SGD from scratch

Stochastic Gradient Descent from scratch

Tensor means array
- 2D tensor means matrix
- row * height * col
- rank - how many dimensions / axes are there
Resnet34 is just a function

learn = create_cnn(data, models.resnet34, metrics=error_rate, pretrained=Flase)

Y=aX+b
- Y = a_1 X_1 + a_2 X_2 (X_2=1)
- a: coefficient(a_1: slope, a_2: intercept)
- X: parameter
- This is dot product - two thing multiplied and added
Optimization
- loss.backward(): calculate the gradient
- a.sub_(lr * a.grad): take coefficient a, and substract gradient and multiply with learning rate, and substitute the value
- How gradient is calculated: The matrix calculus you need for deep learning

def update():
    y_hat = x@a
    loss = mse(y, y_hat)
    if t % 10 == 0: print(loss)
    loss.backward()
    with torch.no_grad():
        a.sub_(lr * a.grad)
        a.grad.zero_()

with torch.no_grad(): # turn gradient calculation off when you do sgd update
at the real code, we make batch size, and slice some matrix (ex: y[:rand_idx]) and update the value.

Recap the terminology

Learning rate: a thing that we multiply our gradient by, to decide how much to update the weights by
Epoch: one complete run through all of our data points(highly related to overfitting)
minibatch: random bunch of points that you use to update your weights
SGD: gradient descent using minibatch
Model / Architecture: kind of mean same thing.
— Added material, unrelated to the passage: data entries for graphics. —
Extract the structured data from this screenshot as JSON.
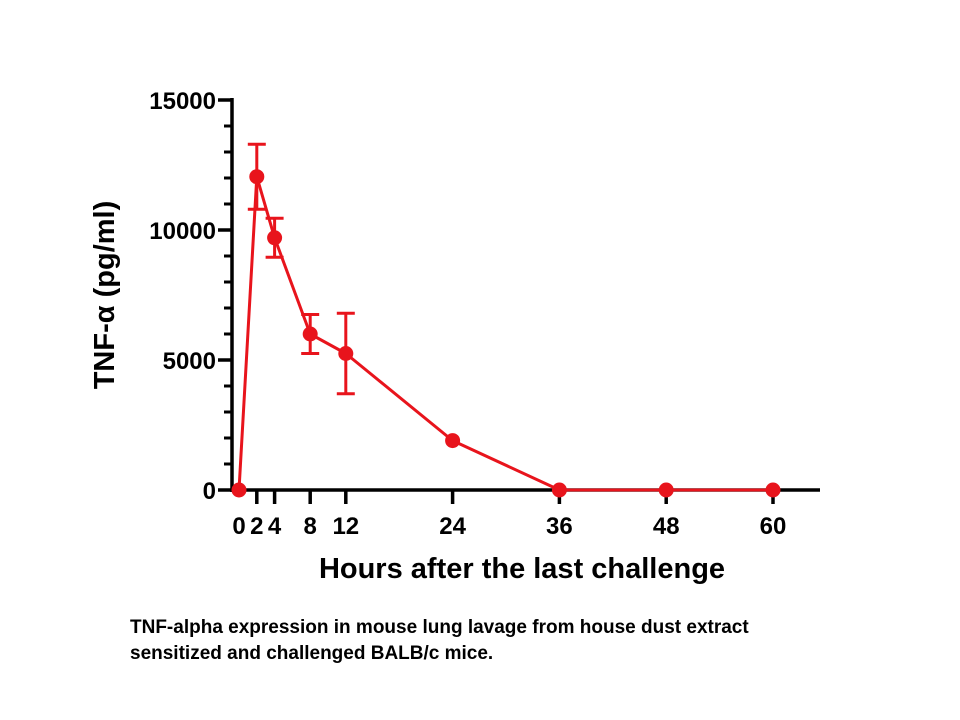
{
  "chart_data": {
    "type": "line",
    "x": [
      0,
      2,
      4,
      8,
      12,
      24,
      36,
      48,
      60
    ],
    "y": [
      0,
      12050,
      9700,
      6000,
      5250,
      1900,
      0,
      0,
      0
    ],
    "error": [
      0,
      1250,
      750,
      750,
      1550,
      0,
      0,
      0,
      0
    ],
    "xlabel": "Hours after the last challenge",
    "ylabel": "TNF-α (pg/ml)",
    "xlim": [
      0,
      65
    ],
    "ylim": [
      0,
      15000
    ],
    "xticks": [
      0,
      2,
      4,
      8,
      12,
      24,
      36,
      48,
      60
    ],
    "xtick_labels": [
      "0",
      "2",
      "4",
      "8",
      "12",
      "24",
      "36",
      "48",
      "60"
    ],
    "yticks": [
      0,
      5000,
      10000,
      15000
    ],
    "ytick_labels": [
      "0",
      "5000",
      "10000",
      "15000"
    ],
    "y_minor_step": 1000,
    "grid": false,
    "legend": "none",
    "color": "#e8141c"
  },
  "caption": {
    "line1": "TNF-alpha expression in mouse lung lavage from house dust extract",
    "line2": "sensitized and challenged BALB/c mice."
  }
}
Architecture is the mathematical function that you’re fitting the parameters to.
Parameter: Also known as coefficients, and also known as weights, are the number that you are updating.
Loss function: the thing that’s telling you how far away or how close you are to correct answer

Bonus note

When I was going to draw the prediction value, I got this error

---------------------------------------------------------------------------
RuntimeError                              Traceback (most recent call last)
<ipython-input-58-1650cee19828> in <module>()
      1 plt.scatter(x[:, 0], y)
----> 2 plt.scatter(x[:,0], x@a)

7 frames
/usr/local/lib/python3.6/dist-packages/torch/tensor.py in __array__(self, dtype)
    484     def __array__(self, dtype=None):
    485         if dtype is None:
--> 486             return self.numpy()
    487         else:
    488             return self.numpy().astype(dtype, copy=False)

RuntimeError: Can't call numpy() on Variable that requires grad. Use var.detach().numpy() instead.

Regarding to pytorch forum, When I try to scatter it, it moves to numpy and meanwhile I will lose the gradient. so that I should detach() so that make Tensor does not requiring grad. And after that can move to numpy.